HRW suspects Israeli military used white phosphorous in Gaza not as a smokescreen but as an incendiary weapon

Israel’s recent use of white phosphorus bombs in densely populated areas of Gaza violated the rules of war, according to a leading human rights organization. Human Rights Watch said that even before its researchers were able to enter Gaza, they had watched from adjacent perimeter areas in Israel as white phosphorus bombs exploded in the air over densely-packed residential areas in the Gaza Strip.

Human Rights Watch said that Israeli troops began using white phosphorus in Gaza after the ground phase of the military offensive started on January 3rd, a week into Operation Cast Lead, and continued until the cease-fire two weeks later.

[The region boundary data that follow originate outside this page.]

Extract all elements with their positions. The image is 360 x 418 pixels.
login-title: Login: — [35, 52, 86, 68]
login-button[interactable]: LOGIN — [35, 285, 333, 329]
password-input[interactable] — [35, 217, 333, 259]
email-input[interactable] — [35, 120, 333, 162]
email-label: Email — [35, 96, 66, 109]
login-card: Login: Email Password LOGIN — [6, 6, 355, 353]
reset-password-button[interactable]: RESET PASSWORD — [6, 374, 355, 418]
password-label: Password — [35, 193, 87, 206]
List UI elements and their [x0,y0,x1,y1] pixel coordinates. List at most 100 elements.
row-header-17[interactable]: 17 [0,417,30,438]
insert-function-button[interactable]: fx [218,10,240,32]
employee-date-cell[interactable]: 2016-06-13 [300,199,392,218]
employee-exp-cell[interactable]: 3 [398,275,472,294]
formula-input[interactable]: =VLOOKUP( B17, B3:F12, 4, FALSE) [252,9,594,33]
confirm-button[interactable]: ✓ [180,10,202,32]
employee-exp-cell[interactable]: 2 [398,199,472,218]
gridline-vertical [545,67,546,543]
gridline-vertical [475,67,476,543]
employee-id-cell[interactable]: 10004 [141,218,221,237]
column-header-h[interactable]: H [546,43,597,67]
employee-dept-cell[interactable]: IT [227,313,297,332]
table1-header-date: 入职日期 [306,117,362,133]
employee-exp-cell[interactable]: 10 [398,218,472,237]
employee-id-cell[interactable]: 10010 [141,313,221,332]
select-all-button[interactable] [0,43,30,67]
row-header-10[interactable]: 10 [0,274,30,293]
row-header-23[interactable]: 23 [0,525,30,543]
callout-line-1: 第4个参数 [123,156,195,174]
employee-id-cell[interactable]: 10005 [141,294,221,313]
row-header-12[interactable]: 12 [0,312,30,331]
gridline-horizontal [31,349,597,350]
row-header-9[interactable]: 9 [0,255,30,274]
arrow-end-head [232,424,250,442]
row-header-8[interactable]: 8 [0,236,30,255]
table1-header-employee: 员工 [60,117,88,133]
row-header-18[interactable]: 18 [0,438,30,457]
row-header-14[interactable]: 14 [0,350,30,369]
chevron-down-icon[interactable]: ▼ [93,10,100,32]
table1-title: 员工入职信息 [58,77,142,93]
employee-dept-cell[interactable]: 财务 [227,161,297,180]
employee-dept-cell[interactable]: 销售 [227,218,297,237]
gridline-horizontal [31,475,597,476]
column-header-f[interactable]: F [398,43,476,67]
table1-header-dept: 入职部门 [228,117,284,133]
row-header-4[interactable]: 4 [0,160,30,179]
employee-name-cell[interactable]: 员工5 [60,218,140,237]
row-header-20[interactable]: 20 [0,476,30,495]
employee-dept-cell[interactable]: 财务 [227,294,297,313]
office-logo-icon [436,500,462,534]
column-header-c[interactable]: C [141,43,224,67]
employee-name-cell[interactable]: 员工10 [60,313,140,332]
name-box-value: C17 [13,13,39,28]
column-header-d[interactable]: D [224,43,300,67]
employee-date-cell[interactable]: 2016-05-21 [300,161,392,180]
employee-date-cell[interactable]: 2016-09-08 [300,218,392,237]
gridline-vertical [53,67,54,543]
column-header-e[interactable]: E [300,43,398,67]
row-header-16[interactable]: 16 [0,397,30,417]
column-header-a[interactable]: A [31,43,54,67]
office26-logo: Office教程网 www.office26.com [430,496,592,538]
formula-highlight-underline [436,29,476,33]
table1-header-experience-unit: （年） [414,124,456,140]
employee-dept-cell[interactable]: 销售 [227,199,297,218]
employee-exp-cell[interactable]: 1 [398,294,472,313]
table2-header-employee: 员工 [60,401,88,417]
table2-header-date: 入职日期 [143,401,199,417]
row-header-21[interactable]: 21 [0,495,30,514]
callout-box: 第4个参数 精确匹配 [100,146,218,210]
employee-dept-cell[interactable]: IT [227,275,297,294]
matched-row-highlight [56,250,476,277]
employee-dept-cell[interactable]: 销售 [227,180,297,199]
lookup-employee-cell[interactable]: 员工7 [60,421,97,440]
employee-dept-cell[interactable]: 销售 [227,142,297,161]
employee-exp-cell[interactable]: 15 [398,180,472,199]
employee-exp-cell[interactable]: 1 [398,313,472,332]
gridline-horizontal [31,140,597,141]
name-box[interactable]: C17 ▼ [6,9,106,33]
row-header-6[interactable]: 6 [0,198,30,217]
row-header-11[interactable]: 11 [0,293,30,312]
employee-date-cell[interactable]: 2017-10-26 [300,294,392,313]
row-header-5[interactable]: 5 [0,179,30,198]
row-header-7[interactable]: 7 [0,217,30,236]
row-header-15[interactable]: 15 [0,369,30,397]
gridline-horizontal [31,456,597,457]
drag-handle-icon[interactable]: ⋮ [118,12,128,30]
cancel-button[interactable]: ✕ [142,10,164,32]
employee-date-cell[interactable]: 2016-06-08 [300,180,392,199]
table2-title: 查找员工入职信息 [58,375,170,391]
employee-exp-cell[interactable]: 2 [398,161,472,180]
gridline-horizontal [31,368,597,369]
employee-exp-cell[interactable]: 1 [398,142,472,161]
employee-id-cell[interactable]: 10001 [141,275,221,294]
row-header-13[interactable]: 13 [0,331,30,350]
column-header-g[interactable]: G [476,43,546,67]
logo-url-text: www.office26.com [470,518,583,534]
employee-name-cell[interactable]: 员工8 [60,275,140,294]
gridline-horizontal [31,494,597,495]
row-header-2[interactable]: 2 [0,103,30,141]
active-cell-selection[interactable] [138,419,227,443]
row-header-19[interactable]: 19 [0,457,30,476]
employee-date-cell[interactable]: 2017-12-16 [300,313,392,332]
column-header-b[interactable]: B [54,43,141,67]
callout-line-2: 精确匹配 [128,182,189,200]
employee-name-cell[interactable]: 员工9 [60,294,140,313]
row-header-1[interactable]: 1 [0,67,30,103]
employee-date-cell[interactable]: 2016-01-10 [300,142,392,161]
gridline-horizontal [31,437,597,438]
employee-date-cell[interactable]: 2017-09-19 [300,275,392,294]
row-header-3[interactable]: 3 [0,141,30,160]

The IDF was well aware of the effects of white phosphorus and the extreme danger it poses to civilians, Human Rights Watch said. According to the human rights group, if the IDF actually intended to use white phosphorus for its obscurant effect, it could only have done so lawfully in open areas, and not in downtown Gaza City, or downtown Beit Lahiya.

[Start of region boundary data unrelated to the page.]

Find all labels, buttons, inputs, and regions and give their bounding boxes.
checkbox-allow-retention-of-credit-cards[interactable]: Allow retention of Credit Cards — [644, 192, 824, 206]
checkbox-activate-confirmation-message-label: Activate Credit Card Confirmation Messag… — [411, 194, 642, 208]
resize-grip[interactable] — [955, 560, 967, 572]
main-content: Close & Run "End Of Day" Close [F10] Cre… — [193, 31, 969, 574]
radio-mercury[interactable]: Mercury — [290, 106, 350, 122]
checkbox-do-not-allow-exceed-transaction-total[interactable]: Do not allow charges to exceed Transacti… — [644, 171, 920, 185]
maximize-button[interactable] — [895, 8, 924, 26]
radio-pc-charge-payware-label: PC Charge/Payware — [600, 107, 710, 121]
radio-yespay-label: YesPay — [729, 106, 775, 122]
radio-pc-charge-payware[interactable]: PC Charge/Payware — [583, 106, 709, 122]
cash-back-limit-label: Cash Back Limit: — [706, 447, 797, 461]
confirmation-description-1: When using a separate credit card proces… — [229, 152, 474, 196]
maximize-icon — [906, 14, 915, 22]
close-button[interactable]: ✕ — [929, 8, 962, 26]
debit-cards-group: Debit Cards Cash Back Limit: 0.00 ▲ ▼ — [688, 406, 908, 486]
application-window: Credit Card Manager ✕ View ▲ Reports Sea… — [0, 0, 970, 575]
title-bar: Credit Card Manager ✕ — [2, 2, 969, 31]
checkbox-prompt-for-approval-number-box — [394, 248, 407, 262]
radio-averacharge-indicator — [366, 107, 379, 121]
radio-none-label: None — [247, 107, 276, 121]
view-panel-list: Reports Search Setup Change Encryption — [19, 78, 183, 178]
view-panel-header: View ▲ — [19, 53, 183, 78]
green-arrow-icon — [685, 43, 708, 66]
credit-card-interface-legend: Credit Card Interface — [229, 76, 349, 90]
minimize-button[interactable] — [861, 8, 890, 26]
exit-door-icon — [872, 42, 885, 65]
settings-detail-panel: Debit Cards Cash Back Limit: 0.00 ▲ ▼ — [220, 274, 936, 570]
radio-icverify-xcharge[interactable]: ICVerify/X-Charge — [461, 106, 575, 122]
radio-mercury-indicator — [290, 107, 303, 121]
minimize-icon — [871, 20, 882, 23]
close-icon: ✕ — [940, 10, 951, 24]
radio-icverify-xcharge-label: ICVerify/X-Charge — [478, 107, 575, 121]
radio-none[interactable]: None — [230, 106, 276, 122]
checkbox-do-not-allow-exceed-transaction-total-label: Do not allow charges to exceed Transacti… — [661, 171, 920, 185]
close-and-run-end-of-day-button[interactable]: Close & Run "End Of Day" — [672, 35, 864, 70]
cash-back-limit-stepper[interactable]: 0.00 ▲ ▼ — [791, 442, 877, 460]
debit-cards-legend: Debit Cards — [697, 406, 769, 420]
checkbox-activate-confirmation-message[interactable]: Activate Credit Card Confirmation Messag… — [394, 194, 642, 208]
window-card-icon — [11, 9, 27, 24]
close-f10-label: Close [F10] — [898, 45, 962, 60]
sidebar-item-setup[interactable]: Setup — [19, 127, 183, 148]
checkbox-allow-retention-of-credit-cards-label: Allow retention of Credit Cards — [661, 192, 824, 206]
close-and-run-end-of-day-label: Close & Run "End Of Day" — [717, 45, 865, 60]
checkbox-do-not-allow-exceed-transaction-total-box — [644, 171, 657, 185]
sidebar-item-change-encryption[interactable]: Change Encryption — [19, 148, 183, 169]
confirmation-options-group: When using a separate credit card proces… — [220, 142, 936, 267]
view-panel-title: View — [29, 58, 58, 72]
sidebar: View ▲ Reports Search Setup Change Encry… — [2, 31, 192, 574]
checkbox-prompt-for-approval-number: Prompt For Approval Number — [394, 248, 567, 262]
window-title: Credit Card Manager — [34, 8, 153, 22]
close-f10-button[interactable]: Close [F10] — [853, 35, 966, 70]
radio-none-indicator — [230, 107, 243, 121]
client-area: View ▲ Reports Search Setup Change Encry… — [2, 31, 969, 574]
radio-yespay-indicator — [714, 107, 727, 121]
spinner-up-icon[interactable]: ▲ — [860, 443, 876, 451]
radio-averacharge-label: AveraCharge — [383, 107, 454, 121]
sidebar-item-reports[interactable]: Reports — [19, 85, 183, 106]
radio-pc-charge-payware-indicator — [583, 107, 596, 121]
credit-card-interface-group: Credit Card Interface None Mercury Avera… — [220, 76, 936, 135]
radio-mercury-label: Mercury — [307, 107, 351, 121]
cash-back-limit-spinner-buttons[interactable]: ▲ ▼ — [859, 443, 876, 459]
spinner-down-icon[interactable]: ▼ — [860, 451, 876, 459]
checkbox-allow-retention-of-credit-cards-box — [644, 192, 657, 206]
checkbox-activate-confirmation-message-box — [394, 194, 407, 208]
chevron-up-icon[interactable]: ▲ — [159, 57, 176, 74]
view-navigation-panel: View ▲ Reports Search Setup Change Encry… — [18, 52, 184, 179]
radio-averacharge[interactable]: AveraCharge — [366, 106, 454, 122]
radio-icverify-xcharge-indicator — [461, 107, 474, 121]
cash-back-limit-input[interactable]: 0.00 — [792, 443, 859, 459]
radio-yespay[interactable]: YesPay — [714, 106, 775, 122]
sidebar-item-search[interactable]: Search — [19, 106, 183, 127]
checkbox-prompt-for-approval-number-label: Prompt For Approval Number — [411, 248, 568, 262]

HRW said that far safer alternatives are available – such as the very effective smoke artillery manufactured in Israel, that does not burn.

Ground-exploded white phosphorous creates a much thicker and more effective smokescreen than shells detonated in the air, the group said, but that was not the tactic Israeli troops employed.

Moreover, in the cases documented by Human Rights Watch, there was no military necessity to create smokescreens because there were no Israeli troops on the ground in those areas at the time.